The Center “delivers a broad range of services to underserved children, youth, adults, and musicians, many of whom are from neighborhoods battling poverty and social injustice” and “(offers) world-class arts programming to any child who wants to learn — regardless of ability to pay,” its website explains. The NEC alumni worked with students ranging in age from 8 to 18 during one week of the Center’s summer session.

“I was working with the bass students,” Isherwood said — “a really wide age range and skill-level range.”

“Some of them had just started playing bass the week before,” he said, adding that one of the more advanced students was improvising for the first time and couldn’t quite believe it.

“I learned a ton,” Isherwood said. “It was really good for me to quickly assess where a student was and come up with a lesson plan on the spot.” 

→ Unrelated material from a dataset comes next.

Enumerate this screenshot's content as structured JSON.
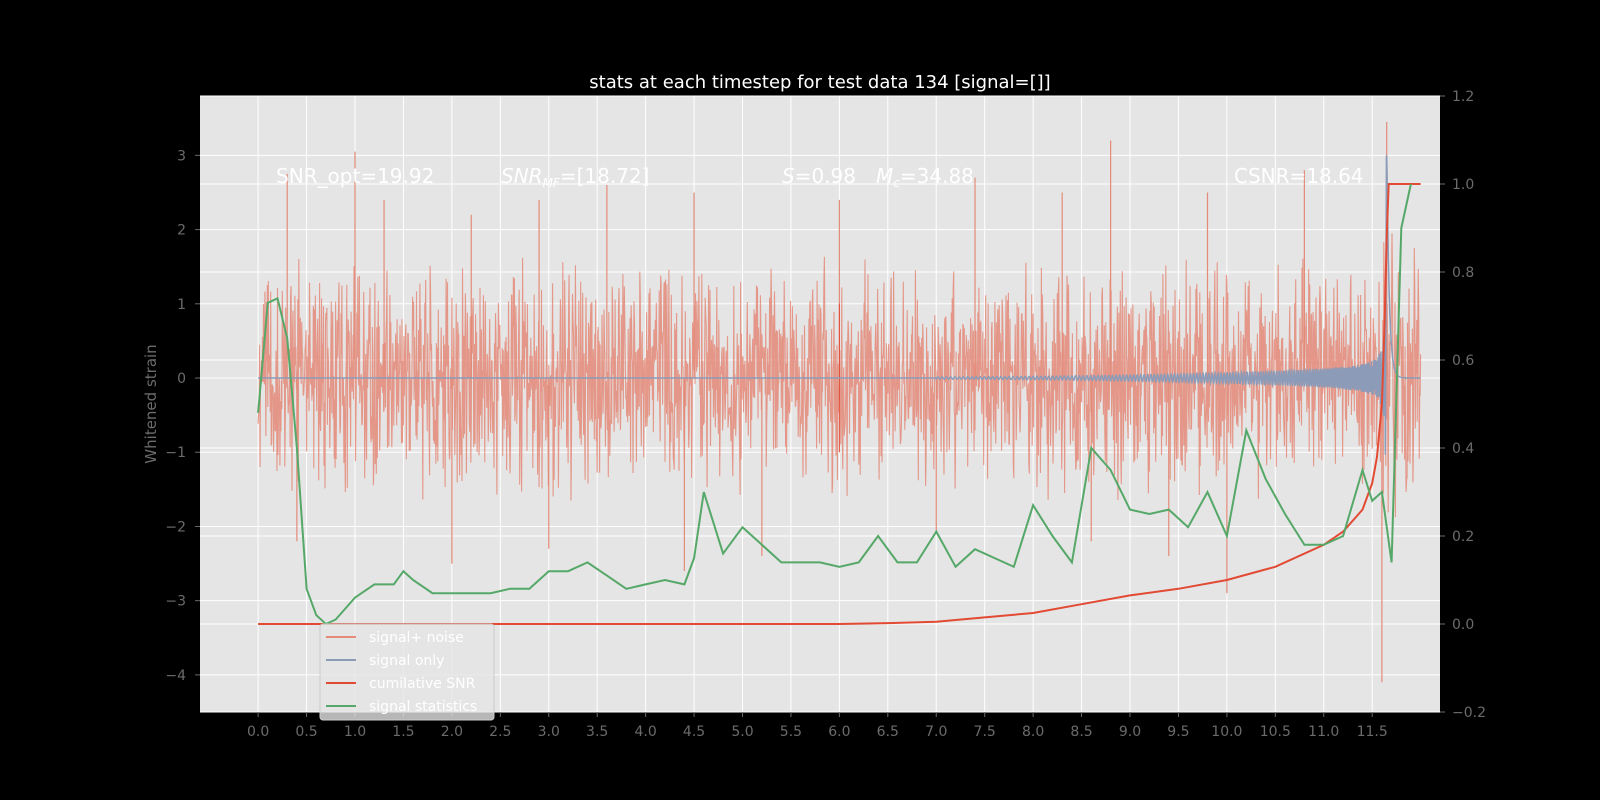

Many students at the EMCM “seemed to have more of an innate understanding of what jazz is” than what might be expected elsewhere” in the country, Isherwood said. “I was really excited to see that.”

“They were sort of blown away by that cultural knowledge,” said NEC faculty saxophonist Anna Webber, who joined the NEC grads in New Orleans for a few days. “There’s some stuff that you need to experience” and “connecting those dots was important for them.”

Isherwood, who teaches students privately and through the Instrumental Music School of Concord and Carlisle, outside Boston, hadn’t been to New Orleans, where he said “there’s music everywhere” and “the energy is really amazing.” 

Initiated and supported by Rumiko Adamowicz, who sits on the President’s Council at NEC, the residency at the EMCM was designed to give the Conservatory’s alumni “real-world teaching experience in a real jazz city,” Webber said, while providing a service.

Dabney welcomed the chance for students at EMCM to work with musicians from different backgrounds and to experience different styles of teaching, and she appreciated the “extra hands in the classroom.”

Isherwood was paired with educator Carl Lacoste in a classroom of 15 students. “I learned so much watching how he taught,” Isherwood said. “This was like a weeklong master class.”

During the four days they were in New Orleans the NEC grads visited such iconic cultural landmarks as Preservation Hall and the New Orleans Jazz Museum, and they heard a performance by local jazz luminary Kermit Ruffins. They also met celebrated jazz saxophonist Branford Marsalis, who serves as artistic director of the EMCM, which he co-founded with Harry Connick Jr. and Ann Marie Wilkins. The Center was named after, Branford’s father, Ellis Marsalis Jr., who shares a surname that’s virtually synonymous with New Orleans jazz.

“He was really gracious and appreciative of us being there,” Isherwood said of Branford. “He seemed to be very invested in this place.” 

On the last morning they were in New Orleans, the NEC grads performed several of their own tunes and arrangements and offered insights into their music and individual backgrounds.

“In a lot of ways it helped add a human element” to their work at the EMCM and was “a great capstone for the week that they were here,” Dabney said.

“Through lessons, workshops, and a culminating educational performance, graduates and students at the Ellis Marsalis Center for Music made joyful connections, and the NEC graduates gained valuable teaching experience, all within the context of a city with a rich jazz history,” said Tanya Maggi, NEC’s dean of Community Engagement and Professional Studies, through which Coleman and Gedler each completed a Teaching Artistry and Music Education Concentration. The CEPS department includes NEC’s Community Performances and Partnerships program, in which Coleman, Gedler, Isherwood, and Molčányiová participated as students at the Conservatory. “We look forward to exploring future collaborations with the Ellis Marsalis Center for Music,” Maggi said.

“Everyone is very interested in seeing it continue,” Dabney agreed.

Adamowicz, who put the residency in motion after her friend Takao Ogawa, a respected Japanese writer and musician, connected her with Branford, also agreed, eager to help foster a “joy of teaching” in a city where it’s impossible not to “feel this vibe” that defines a place, an art form, and an attitude.